For the people who have neither seen the TV show nor read any of the stories by George R.R Martin, I would suggest reading the books first. As a reader, you can establish your own image of the characters instead of what a director sees in them. Based off of my own experience, the TV show has altered my perception of their appearances. Also, George R.R Martin can tell a bit too much information about things you may not want to read about if you are a mere Junior-Schooler. Without any context, here is an example:

After a while he began to touch her. Lightly at first, then harder. She could sense the fierce strength in his hands, but he never hurt her. He held her hand in his own and brushed her fingers, one by one.
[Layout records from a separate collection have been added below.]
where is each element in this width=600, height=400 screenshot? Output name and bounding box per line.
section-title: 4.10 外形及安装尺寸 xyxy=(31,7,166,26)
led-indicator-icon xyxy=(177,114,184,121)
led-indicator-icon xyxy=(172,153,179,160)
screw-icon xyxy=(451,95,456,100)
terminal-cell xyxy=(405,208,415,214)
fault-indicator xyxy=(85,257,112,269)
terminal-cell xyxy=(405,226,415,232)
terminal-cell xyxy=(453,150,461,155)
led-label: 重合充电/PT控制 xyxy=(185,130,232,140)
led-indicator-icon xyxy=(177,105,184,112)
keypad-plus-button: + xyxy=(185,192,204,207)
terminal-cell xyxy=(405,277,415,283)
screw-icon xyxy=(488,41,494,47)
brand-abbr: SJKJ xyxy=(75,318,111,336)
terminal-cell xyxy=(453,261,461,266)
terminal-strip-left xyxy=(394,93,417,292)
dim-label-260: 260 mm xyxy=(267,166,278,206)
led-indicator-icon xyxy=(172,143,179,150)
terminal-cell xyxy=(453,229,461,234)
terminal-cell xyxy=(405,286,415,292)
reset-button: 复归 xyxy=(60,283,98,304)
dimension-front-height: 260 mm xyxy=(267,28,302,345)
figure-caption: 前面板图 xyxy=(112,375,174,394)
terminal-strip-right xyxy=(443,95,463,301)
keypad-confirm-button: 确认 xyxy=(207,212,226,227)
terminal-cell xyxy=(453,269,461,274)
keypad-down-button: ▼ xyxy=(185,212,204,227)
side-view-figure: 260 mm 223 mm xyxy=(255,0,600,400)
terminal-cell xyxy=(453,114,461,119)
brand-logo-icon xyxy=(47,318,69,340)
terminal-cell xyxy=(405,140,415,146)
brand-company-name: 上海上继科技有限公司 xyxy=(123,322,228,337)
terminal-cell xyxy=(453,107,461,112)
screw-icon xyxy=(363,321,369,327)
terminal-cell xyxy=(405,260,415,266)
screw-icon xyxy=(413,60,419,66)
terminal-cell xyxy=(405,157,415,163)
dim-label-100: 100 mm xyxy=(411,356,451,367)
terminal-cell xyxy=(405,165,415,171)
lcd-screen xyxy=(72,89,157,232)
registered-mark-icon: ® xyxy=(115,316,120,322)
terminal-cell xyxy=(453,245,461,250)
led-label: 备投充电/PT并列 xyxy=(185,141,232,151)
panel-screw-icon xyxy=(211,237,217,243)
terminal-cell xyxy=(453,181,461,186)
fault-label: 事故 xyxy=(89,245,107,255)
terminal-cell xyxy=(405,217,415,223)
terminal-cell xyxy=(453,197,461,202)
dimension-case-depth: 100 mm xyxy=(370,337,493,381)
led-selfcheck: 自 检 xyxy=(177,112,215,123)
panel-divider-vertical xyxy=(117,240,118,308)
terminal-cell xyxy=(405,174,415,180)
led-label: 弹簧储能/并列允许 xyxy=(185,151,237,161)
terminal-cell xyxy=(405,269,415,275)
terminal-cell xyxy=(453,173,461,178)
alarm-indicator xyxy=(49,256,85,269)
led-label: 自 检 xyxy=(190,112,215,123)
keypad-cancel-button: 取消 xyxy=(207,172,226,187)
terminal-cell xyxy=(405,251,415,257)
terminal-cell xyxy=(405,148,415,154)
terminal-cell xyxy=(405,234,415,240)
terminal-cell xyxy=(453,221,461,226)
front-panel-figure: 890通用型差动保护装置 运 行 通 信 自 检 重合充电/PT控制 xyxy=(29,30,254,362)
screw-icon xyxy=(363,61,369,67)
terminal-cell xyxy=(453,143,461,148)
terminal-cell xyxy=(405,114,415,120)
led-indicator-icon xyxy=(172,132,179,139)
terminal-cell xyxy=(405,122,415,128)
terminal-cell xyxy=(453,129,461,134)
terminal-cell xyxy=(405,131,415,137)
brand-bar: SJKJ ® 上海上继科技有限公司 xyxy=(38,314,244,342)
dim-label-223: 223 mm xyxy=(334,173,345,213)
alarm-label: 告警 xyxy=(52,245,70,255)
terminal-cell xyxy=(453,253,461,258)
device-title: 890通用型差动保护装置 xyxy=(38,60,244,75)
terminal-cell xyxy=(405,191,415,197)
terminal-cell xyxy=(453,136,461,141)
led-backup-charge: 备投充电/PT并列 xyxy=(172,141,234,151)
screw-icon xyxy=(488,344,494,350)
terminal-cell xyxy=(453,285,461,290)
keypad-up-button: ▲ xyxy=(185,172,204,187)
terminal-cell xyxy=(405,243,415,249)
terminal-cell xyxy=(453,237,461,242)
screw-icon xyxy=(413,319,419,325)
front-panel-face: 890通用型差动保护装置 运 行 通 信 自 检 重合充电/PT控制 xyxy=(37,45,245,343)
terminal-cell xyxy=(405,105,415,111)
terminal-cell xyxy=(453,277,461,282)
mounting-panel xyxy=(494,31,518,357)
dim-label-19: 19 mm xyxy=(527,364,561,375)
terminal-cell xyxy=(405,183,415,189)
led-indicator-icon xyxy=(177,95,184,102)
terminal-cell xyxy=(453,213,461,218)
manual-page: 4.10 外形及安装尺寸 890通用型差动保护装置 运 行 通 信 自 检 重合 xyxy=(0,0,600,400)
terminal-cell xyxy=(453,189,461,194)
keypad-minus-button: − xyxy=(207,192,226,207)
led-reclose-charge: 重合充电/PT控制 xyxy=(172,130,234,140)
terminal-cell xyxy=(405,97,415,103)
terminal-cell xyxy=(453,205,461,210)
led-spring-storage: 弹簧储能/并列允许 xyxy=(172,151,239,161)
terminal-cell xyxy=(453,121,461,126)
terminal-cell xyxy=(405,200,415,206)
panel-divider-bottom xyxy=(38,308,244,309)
He ran a hand gently down her leg. He stroked her face, tracing the curve of her ears, gently running a finger gently around her mouth.

Do I have to continue? Seriously, read this book at your own risk if you are sensitive with any of the following: incest, rape, murder, sexism, graphic nudity, and possibly more. However, if you are willing to plow through the pages of sex and enjoy the everlasting lore about this fictional world with kings, queens, and the neverending realm of Westeros, please continue. George R.R Martin’s world of Westeros is so full of detail that it seems he has lived in it himself. I’m impressed with the way he keeps track of each little tidbit about many of the characters in the story, and I’m sure you will too. Sex and incest aside, I would highly recommend this book to those who were okay with reading what I listed with above. Once you take a glimpse at this book, you’ll have a hard time returning back to reality.